How should very large but highly symmetric arrays be handled in Python?

61 Views Asked by At

I am trying to populate and store a NumPy array with ~1 trillion entries with data to be retrieved later. The array has ~50 dimensions with ~7 indices, i.e. it is a rank-7 tensor in 50 dimensions or an array of shape (50,50,50,50,50,50,50). However, the data is totally symmetric meaning that most of the array is redundant. Concretely, an element is 0 whenever an index is repeated, and elements related through any index permutation are always equal. This implies that there are only 50-choose-7 or ~100 million unique, non-zero elements.

The issue is that I lack the RAM to even initialize an empty array large enough to store the data. I could certainly handle an array with only 100 million entries, but I don't know how I would go about doing that.

I have a strong math background, but I am fairly inexperienced with programming. I know that there should be a way to use hard-disk memory to supplement the RAM, but I am confident that I do not have the disk space to accommodate the overflow anyway. I am sure that there is probably a math trick to relate the large, symmetric matrix to a smaller, non-symmetric matrix, but I can't find anything about that anywhere. I would also guess that there is a way to use a sparse matrix data structure to work around the RAM limitations so that the program knows that I won't need the whole thing ahead of time, but I do not understand most of what I find about this -- it doesn't even seem to me that the sorts of sparse matrix applications I am finding apply to this scenario.

I suspect that my inexperience is leading me to use the wrong terminology in my searches and to misunderstand the solutions that I do find.

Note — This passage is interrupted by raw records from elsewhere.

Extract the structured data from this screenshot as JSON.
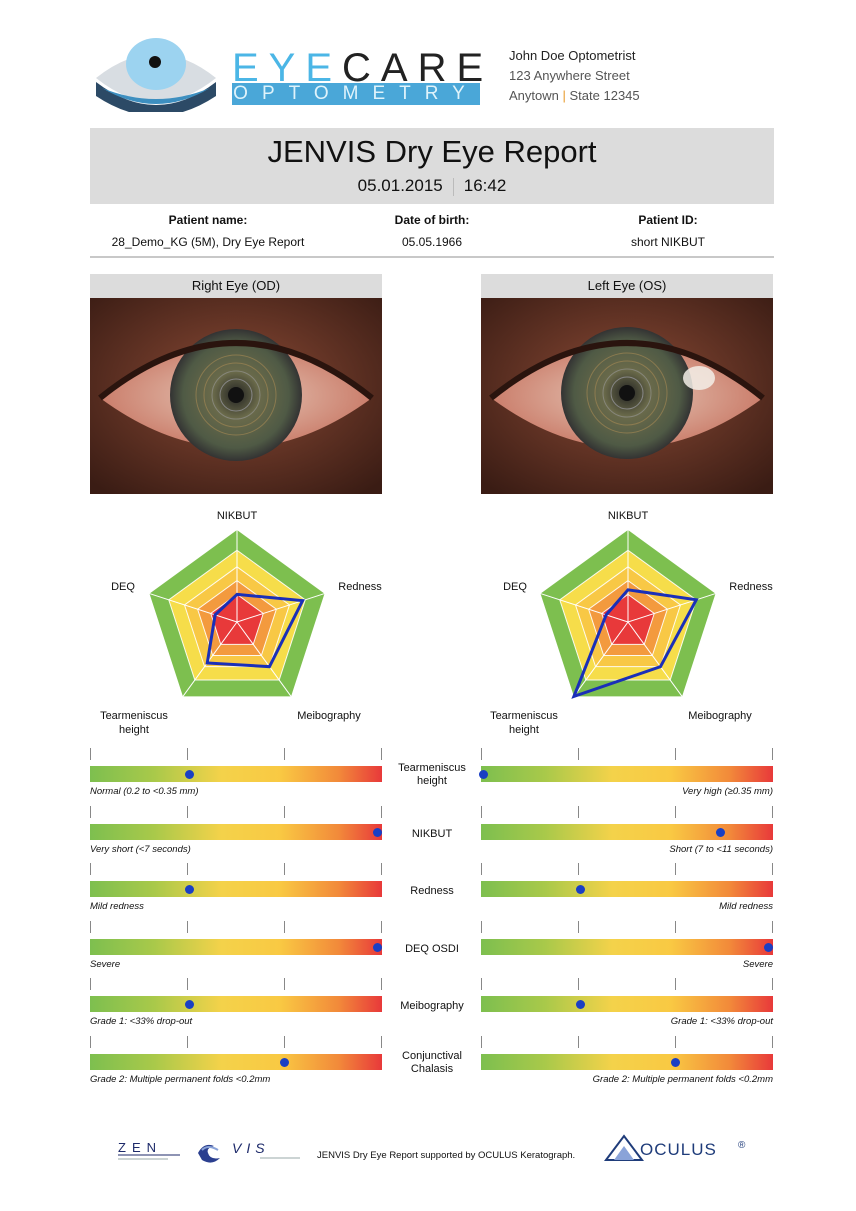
{
  "practice": {
    "brand_eye": "EYE",
    "brand_care": "CARE",
    "brand_sub": "OPTOMETRY",
    "name": "John Doe Optometrist",
    "street": "123 Anywhere Street",
    "town": "Anytown",
    "sep": "|",
    "state": "State 12345"
  },
  "report": {
    "title": "JENVIS Dry Eye Report",
    "date": "05.01.2015",
    "time": "16:42"
  },
  "patient": {
    "name_label": "Patient name:",
    "name_value": "28_Demo_KG (5M), Dry Eye Report",
    "dob_label": "Date of birth:",
    "dob_value": "05.05.1966",
    "id_label": "Patient ID:",
    "id_value": "short NIKBUT"
  },
  "eyes": {
    "right_title": "Right Eye (OD)",
    "left_title": "Left Eye (OS)"
  },
  "radar": {
    "axes": [
      "NIKBUT",
      "Redness",
      "Meibography",
      "Teameniscus\nheight",
      "DEQ"
    ],
    "right_values": [
      0.3,
      0.75,
      0.6,
      0.55,
      0.25
    ],
    "left_values": [
      0.35,
      0.78,
      0.6,
      1.0,
      0.25
    ]
  },
  "scales": {
    "colors": {
      "marker": "#1a3fc4",
      "good": "#7dbf4f",
      "mid": "#f4d24a",
      "bad": "#e8393a"
    },
    "rows": [
      {
        "label": "Tearmeniscus\nheight",
        "right_pos": 0.34,
        "right_caption": "Normal (0.2 to <0.35 mm)",
        "left_pos": 0.01,
        "left_caption": "Very high (≥0.35 mm)"
      },
      {
        "label": "NIKBUT",
        "right_pos": 0.985,
        "right_caption": "Very short (<7 seconds)",
        "left_pos": 0.82,
        "left_caption": "Short (7 to <11 seconds)"
      },
      {
        "label": "Redness",
        "right_pos": 0.34,
        "right_caption": "Mild redness",
        "left_pos": 0.34,
        "left_caption": "Mild redness"
      },
      {
        "label": "DEQ OSDI",
        "right_pos": 0.985,
        "right_caption": "Severe",
        "left_pos": 0.985,
        "left_caption": "Severe"
      },
      {
        "label": "Meibography",
        "right_pos": 0.34,
        "right_caption": "Grade 1: <33% drop-out",
        "left_pos": 0.34,
        "left_caption": "Grade 1: <33% drop-out"
      },
      {
        "label": "Conjunctival\nChalasis",
        "right_pos": 0.665,
        "right_caption": "Grade 2: Multiple permanent folds <0.2mm",
        "left_pos": 0.665,
        "left_caption": "Grade 2: Multiple permanent folds <0.2mm"
      }
    ]
  },
  "footer": {
    "text": "JENVIS Dry Eye Report supported by OCULUS Keratograph.",
    "oculus": "OCULUS",
    "reg": "®"
  }
}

So what is the best way to manage data of this sort in Python?

1

There are 1 best solutions below

8
J_H On

Exploit the symmetry in this problem. Define a function

def hash(dims, indices):

which always returns a non-negative integer less than 1e8.

When accessing your numpy array, always do so via the hash function, so we're storing fewer than 1e8 distinct entries. At that point it likely doesn't matter whether the underlying numpy storage is sparse or dense.

Often we seek to minimize the number of collisions produced by a hash function. But here, we take advantage of the fact that similar (symmetric) coordinates will hash to the identical value.